Di dalam catatan sejarawan M.C. Ricklefs, Cina Muslim di Jawa Abad XV dan XVI: Antara Historisitas dan Mitos, Sam Cai merupakan keponakan penghulu Tionghoa Tan Eng Hoat alias Maulana Ifdil Hanafi alias Adipati Wirya Sanjaya –vasal Kesultanan Cirebon yang berkedudukan di Kadipaten dengan kekuasaan hingga Samudera Hindia.

Tidak ada informasi jelas mengenai tempat dan waktu kelahiran Sam Cai, maupun silsilah keluarganya. Tetapi menurut Slamet Muljana dalam Runtuhnya Kerajaan Hindu-Jawa dan Timbulnya Negara-Negara Islam di Nusantara, dia pernah bekerja di bawah Tan Eng Hoat sebagai pengawal pribadi putrinya yang akan dijadikan permaisuri sultan pertama Cirebon.

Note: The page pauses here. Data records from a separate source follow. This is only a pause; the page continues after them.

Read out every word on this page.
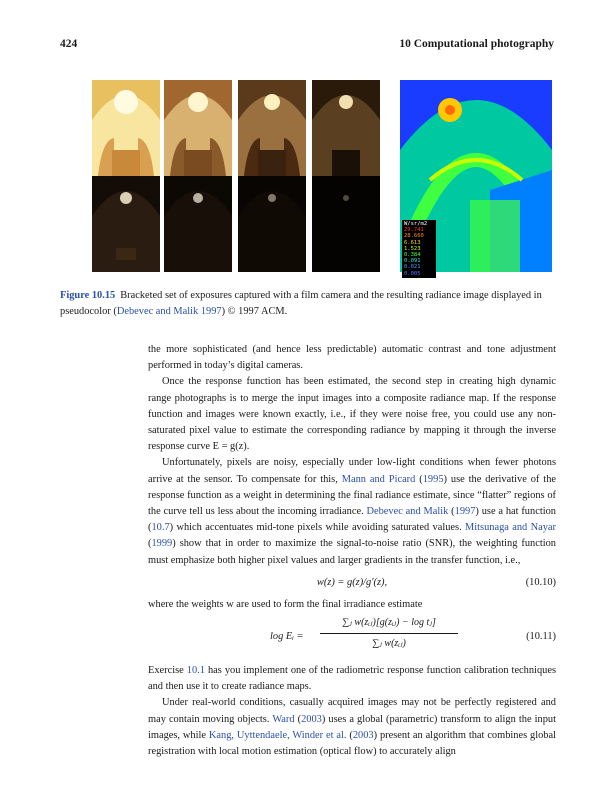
424	10 Computational photography
W/sr/m2
29.741
28.660
6.613
1.523
0.384
0.091
0.021
0.005
Figure 10.15 Bracketed set of exposures captured with a film camera and the resulting radiance image displayed in pseudocolor (Debevec and Malik 1997) © 1997 ACM.

the more sophisticated (and hence less predictable) automatic contrast and tone adjustment performed in today’s digital cameras.

Once the response function has been estimated, the second step in creating high dynamic range photographs is to merge the input images into a composite radiance map. If the response function and images were known exactly, i.e., if they were noise free, you could use any non-saturated pixel value to estimate the corresponding radiance by mapping it through the inverse response curve E = g(z).

Unfortunately, pixels are noisy, especially under low-light conditions when fewer photons arrive at the sensor. To compensate for this, Mann and Picard (1995) use the derivative of the response function as a weight in determining the final radiance estimate, since “flatter” regions of the curve tell us less about the incoming irradiance. Debevec and Malik (1997) use a hat function (10.7) which accentuates mid-tone pixels while avoiding saturated values. Mitsunaga and Nayar (1999) show that in order to maximize the signal-to-noise ratio (SNR), the weighting function must emphasize both higher pixel values and larger gradients in the transfer function, i.e.,

w(z) = g(z)/g′(z),	(10.10)

where the weights w are used to form the final irradiance estimate

log Eᵢ =
∑ⱼ w(zᵢⱼ)[g(zᵢⱼ) − log tⱼ]
∑ⱼ w(zᵢⱼ)
(10.11)

Exercise 10.1 has you implement one of the radiometric response function calibration techniques and then use it to create radiance maps.

Under real-world conditions, casually acquired images may not be perfectly registered and may contain moving objects. Ward (2003) uses a global (parametric) transform to align the input images, while Kang, Uyttendaele, Winder et al. (2003) present an algorithm that combines global registration with local motion estimation (optical flow) to accurately align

Baca juga: Islamisasi ala Sunan Gunung Jati

Berdasar catatan naskah Carita Purwaka Caruban Nagari, Ricklefs menyebut jika Sam Cai digambarkan sebagai administrator yang baik. Dia masuk ke dalam lingkaran pejabat istana antara 1569 sampai 1585. Sam Cai pernah menjabat menteri keuangan Kesultanan Cirebon sepeninggalan Sunan Gunung Jati (1568).

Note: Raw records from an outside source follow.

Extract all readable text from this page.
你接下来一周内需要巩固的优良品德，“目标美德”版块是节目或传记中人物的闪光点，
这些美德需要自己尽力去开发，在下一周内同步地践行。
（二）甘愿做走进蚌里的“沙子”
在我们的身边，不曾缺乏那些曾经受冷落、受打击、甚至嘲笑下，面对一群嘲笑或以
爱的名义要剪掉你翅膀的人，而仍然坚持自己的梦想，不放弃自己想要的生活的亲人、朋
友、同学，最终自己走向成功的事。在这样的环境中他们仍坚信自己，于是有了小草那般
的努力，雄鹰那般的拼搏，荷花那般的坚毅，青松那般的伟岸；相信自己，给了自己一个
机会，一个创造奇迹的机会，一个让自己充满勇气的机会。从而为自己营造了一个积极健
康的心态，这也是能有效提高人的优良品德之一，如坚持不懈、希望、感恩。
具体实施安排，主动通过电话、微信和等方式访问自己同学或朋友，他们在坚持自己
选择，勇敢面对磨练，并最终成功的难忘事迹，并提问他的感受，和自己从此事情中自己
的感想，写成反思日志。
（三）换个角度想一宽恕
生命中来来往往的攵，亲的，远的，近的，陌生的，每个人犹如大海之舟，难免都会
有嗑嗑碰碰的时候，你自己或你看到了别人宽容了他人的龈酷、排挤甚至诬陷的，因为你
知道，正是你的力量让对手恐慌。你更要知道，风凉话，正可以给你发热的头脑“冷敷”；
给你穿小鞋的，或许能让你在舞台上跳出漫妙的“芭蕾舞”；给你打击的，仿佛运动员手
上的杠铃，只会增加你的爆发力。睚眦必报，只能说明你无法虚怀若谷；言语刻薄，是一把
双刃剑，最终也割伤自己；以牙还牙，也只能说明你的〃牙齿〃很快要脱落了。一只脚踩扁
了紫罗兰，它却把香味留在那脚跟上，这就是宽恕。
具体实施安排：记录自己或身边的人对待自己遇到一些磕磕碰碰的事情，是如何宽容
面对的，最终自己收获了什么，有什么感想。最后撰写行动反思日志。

Satu catatan penting mengenai Sam Cai adalah dia dicap sebagai seorang yang murtad. Di dalam berbagai penelitian menyebut bahwa dirinya seorang Muslim. Tetapi dia tidak bisa melepaskan kebiasaan untuk pergi ke kelenteng. Sam Cai, kata Muljana, setia mengunjungi kelenteng Talang, dan membakar hio (dupa Cina).

“Walaupun demikian, Tan Sam Cai sangat besar berjasa memperkuat Kesultanan Cirebon dengan keuangannya sehingga dia tetap dipertahankan,” tulis Slamet Muljana.

Baca juga: Perang Banten-Cirebon di Akhir Ramadan

Tahun 1585, Tan Sam Cai wafat. Ada dugaan dia diracun di kediamannya sendiri yang terletak di Sunjaragi. Akibat berselisih dengan Haji Kung Sem Pak alias Muhammad Murdjani, seorang penjaga pekuburan pembesar-pembesar Kesultanan Cirebon di Sembung, jasad Sam Cai ditolak dimakamkan di sana. Menurut Tan Ta Sen dalam Cheng Ho and Islam in Southeast Asia, atas permintaan sang istri, Nurleila binti Abdullah Nazir Loa Sek Cong, Sam Cai akhirnya dipusarakan di pekarangan rumahnya sendiri secara Islam.

Meski telah dimakamkan secara Islam, masyarakat Tionghoa non-Muslim di Cirebon tetap mengadakan upacara naik arwah untuk Sam Cai di Kelenteng Talang. Namanya ditulis dengan huruf kanji Cina di atas kertas merah, agar selamanya tersimpan di Kelenteng Talang.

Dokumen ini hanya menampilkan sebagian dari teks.